Improved methods of analysis and new quantum chemical calculations have been applied to the results of earlier gas-phase electron diffraction (GED) studies of digallane to give what is judged to be the most realistic structure available to date. The principal distances (r(a3,1) in pm) and interbond angles (angle(a3,1) in deg) are as follows (t = terminal, b = bridging): r(Ga...Ga) 254.9(2), r(Ga-H(t)) 155.0(6), r(Ga-H(b)) 172.3(6), angleGa-H(b)-Ga 95.4(5), and angleH(t)-Ga-H(t) 128.6(9). Scrutiny of the IR spectra of solid Ar matrices doped with the vapour above solid samples of gallane at temperatures in the range 190-220 K reveals the presence of not only Ga(2)H(6) as the major component, but also a significant fraction of the monomer GaH(3).
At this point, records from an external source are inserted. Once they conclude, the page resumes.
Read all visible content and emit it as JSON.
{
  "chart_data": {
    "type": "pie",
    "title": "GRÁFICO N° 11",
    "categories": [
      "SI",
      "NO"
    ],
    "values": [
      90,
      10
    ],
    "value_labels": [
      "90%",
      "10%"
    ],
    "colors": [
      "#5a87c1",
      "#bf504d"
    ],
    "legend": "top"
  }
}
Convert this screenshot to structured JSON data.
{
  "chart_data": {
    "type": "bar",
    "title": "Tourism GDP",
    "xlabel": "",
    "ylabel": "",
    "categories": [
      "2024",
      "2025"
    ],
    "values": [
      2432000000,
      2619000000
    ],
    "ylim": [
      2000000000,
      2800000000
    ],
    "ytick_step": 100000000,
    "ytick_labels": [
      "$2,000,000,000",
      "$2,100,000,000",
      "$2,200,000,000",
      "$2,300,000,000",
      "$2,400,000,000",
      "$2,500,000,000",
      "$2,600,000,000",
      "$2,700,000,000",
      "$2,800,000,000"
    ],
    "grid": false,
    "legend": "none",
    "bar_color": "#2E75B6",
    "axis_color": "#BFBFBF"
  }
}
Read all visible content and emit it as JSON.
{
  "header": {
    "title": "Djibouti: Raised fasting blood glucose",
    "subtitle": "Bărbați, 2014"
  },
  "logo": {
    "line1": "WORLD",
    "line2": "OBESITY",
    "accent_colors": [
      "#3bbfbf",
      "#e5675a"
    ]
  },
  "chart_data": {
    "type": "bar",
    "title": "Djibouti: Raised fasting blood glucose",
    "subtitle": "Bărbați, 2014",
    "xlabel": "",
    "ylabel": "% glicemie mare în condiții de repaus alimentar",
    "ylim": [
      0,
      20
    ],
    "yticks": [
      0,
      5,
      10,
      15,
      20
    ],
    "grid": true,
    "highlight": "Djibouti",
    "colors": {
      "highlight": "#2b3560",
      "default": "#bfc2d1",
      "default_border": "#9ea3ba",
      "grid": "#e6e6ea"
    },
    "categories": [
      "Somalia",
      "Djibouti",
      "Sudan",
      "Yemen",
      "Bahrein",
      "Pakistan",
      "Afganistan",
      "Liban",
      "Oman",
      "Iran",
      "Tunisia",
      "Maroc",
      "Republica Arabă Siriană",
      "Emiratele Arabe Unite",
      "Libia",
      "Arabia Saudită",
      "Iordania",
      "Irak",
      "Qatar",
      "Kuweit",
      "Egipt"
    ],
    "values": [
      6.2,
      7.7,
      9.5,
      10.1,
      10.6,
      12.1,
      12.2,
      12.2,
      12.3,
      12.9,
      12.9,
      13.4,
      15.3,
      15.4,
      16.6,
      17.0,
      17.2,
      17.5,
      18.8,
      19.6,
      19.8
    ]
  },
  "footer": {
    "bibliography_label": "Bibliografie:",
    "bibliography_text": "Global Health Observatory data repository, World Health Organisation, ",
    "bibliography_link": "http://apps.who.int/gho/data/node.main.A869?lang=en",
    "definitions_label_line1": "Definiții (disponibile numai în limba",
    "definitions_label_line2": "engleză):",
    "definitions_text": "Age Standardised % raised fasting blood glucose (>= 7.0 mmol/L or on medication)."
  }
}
Analysis of the relative proportions of the two molecules evaporating from the solid at different temperatures has led to a first experimental estimate of 59 +/- 16 kJ mol(-1) for the enthalpy change associated with the reaction Ga(2)H(6)(g) --> 2GaH(3)(g). Together with a value of 52 kJ mol(-1) delivered by fresh calculations at the MP2 level, this implies that the stability of the dimer with respect to dissociation has been overrated by earlier theoretical treatments.